The ``*args`` and ``**kwargs`` arguments control how `blastn` is
invoked. The former are passed as options without values, while the
latter are passed as options with values. For example,
``blastn(some_file, 'ungapped', db='foo/bar')`` will run ``blastn``
with the ``-ungapped -db foo/bar`` options.

In addition, the following keyword arguments are handled specially and
are not passed on to BLAST:

- ``pb_num_processes``: number of BLAST processes to spawn; default is ``sysconf(SC_NPROCESSORS_ONLN)``
- ``pb_fields``: iterable of field names to retrieve for each hit; default is `DEFAULT_HIT_FIELDS`_. The list of valid field names (and their meanings) can be found in the ``*** Formatting options`` section of ``blastn -help``.

``blastp(input_file, *args, **kwargs)``

See documentation for `blastn`_.

``blastx(input_file, *args, **kwargs)``

See documentation for `blastn`_.

.. _`Result`:

``Result``

The result of BLAST processing a single query sequence. The set of
attributes on this object are:

- ``id``: identifier for the query sequence; can be ``None``
- ``description``: textual description of the query sequence; can be ``None``
- ``hits``: array of `Hit`_ objects

.. _`Hit`:

``Hit``

A single sequence hit in a `Result`_ object.

The attributes of this object are the names of the fields requested of
BLAST. For example, if ``blastn`` was run with ``pb_fields=['qseqid',
...]`` then one could access the ``qseqid`` value of the ``Hit``
object ``h`` like so: ``h.qseqid``. Fields referenced that were not
requested of BLAST have a ``None`` value.
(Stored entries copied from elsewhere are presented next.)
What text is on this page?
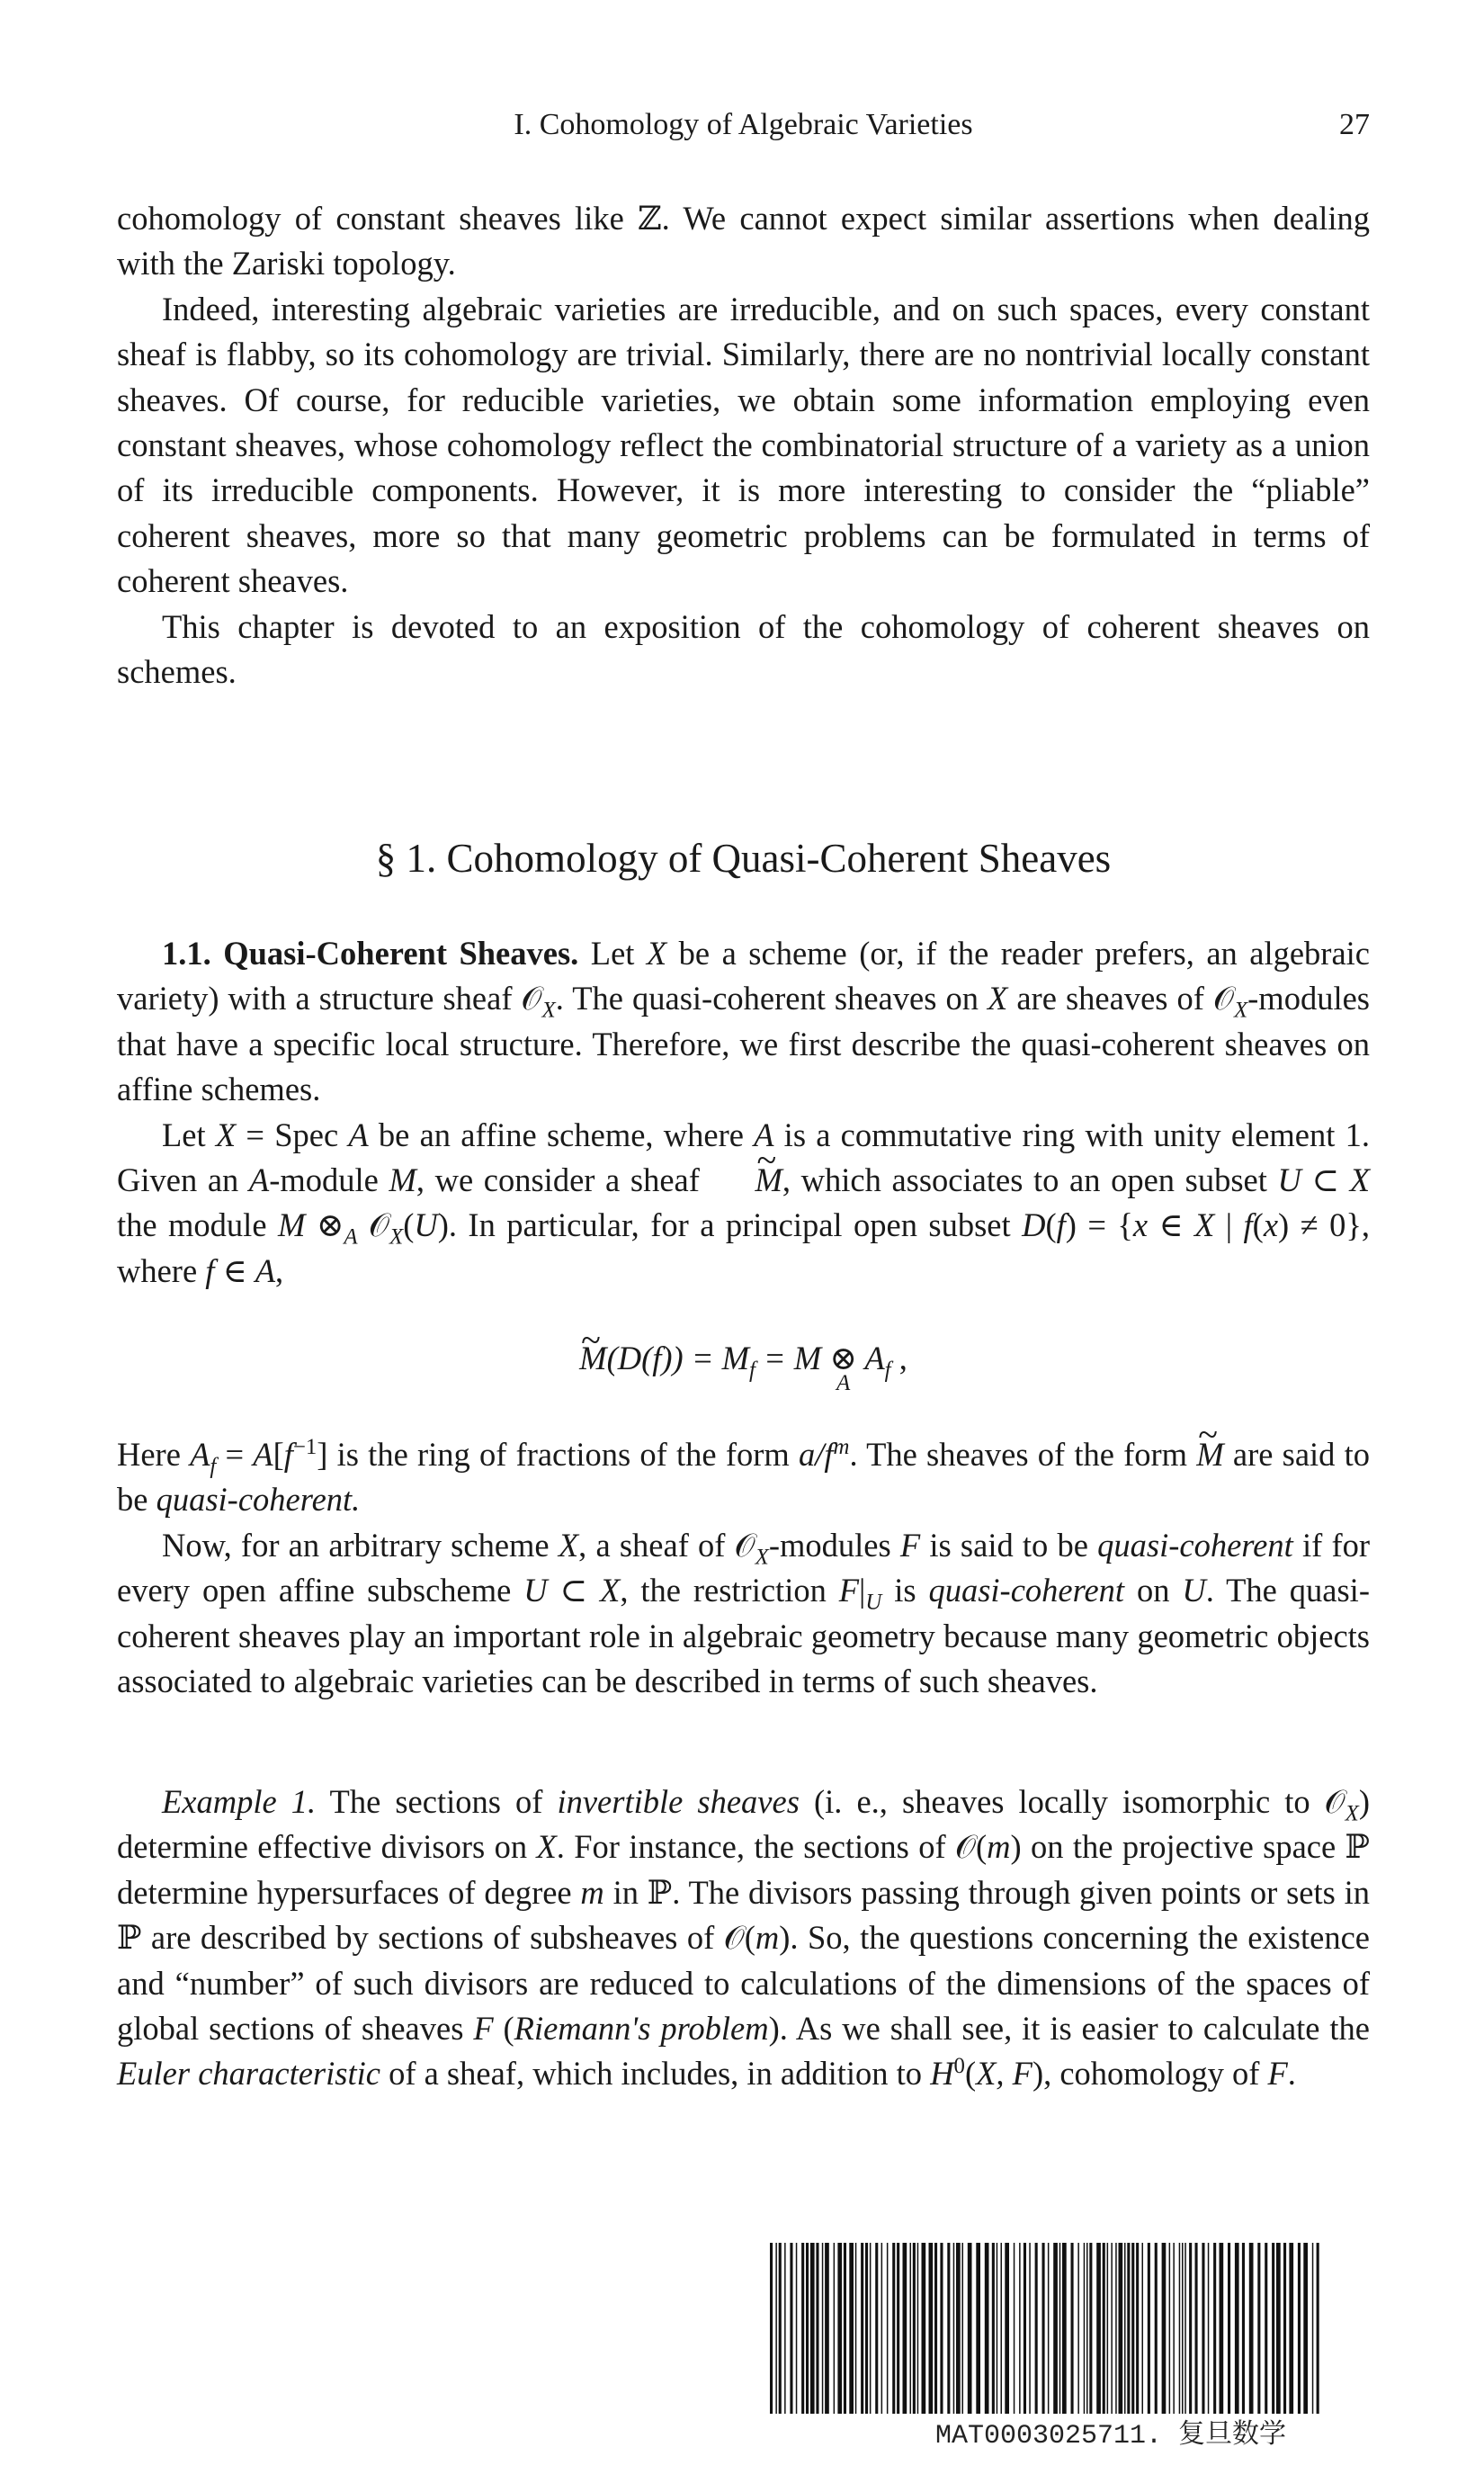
I. Cohomology of Algebraic Varieties	27

cohomology of constant sheaves like ℤ. We cannot expect similar assertions when dealing with the Zariski topology.

Indeed, interesting algebraic varieties are irreducible, and on such spaces, every constant sheaf is flabby, so its cohomology are trivial. Similarly, there are no nontrivial locally constant sheaves. Of course, for reducible varieties, we obtain some information employing even constant sheaves, whose cohomology reflect the combinatorial structure of a variety as a union of its irreducible components. However, it is more interesting to consider the “pliable” coherent sheaves, more so that many geometric problems can be formulated in terms of coherent sheaves.

This chapter is devoted to an exposition of the cohomology of coherent sheaves on schemes.

§ 1. Cohomology of Quasi-Coherent Sheaves

1.1. Quasi-Coherent Sheaves. Let X be a scheme (or, if the reader prefers, an algebraic variety) with a structure sheaf 𝒪$_X$. The quasi-coherent sheaves on X are sheaves of 𝒪$_X$-modules that have a specific local structure. Therefore, we first describe the quasi-coherent sheaves on affine schemes.

Let X = Spec A be an affine scheme, where A is a commutative ring with unity element 1. Given an A-module M, we consider a sheaf ~ M, which associates to an open subset U ⊂ X the module M $\otimes_A$ 𝒪$_X$(U). In particular, for a principal open subset D(f) = {x ∈ X | f(x) ≠ 0}, where f ∈ A,

~ $M(D(f)) = M_f = M$ ⊗
A
$A_f$ ,

Here $A_f = A[f^{-1}]$ is the ring of fractions of the form $a/f^m$. The sheaves of the form ~ M are said to be quasi-coherent.

Now, for an arbitrary scheme X, a sheaf of 𝒪$_X$-modules F is said to be quasi-coherent if for every open affine subscheme U ⊂ X, the restriction $F|_U$ is quasi-coherent on U. The quasi-coherent sheaves play an important role in algebraic geometry because many geometric objects associated to algebraic varieties can be described in terms of such sheaves.

Example 1. The sections of invertible sheaves (i. e., sheaves locally isomorphic to 𝒪$_X$) determine effective divisors on X. For instance, the sections of 𝒪(m) on the projective space ℙ determine hypersurfaces of degree m in ℙ. The divisors passing through given points or sets in ℙ are described by sections of subsheaves of 𝒪(m). So, the questions concerning the existence and “number” of such divisors are reduced to calculations of the dimensions of the spaces of global sections of sheaves F (Riemann's problem). As we shall see, it is easier to calculate the Euler characteristic of a sheaf, which includes, in addition to $H^0(X$, F), cohomology of F.

MAT0003025711. 复旦数学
In addition, BLAST fields are converted to their native Python types.
For example, ``evalue`` fields are automatically converted to floating
point values.

.. _`DEFAULT_HIT_FIELDS`:

``DEFAULT_HIT_FIELDS``

The default fields returned for each ``Hit`` object.

``VERSION``

The version of ``pyblast`` that's being used. This can be used to more
easily than feature detection to determine what features of the module
are available.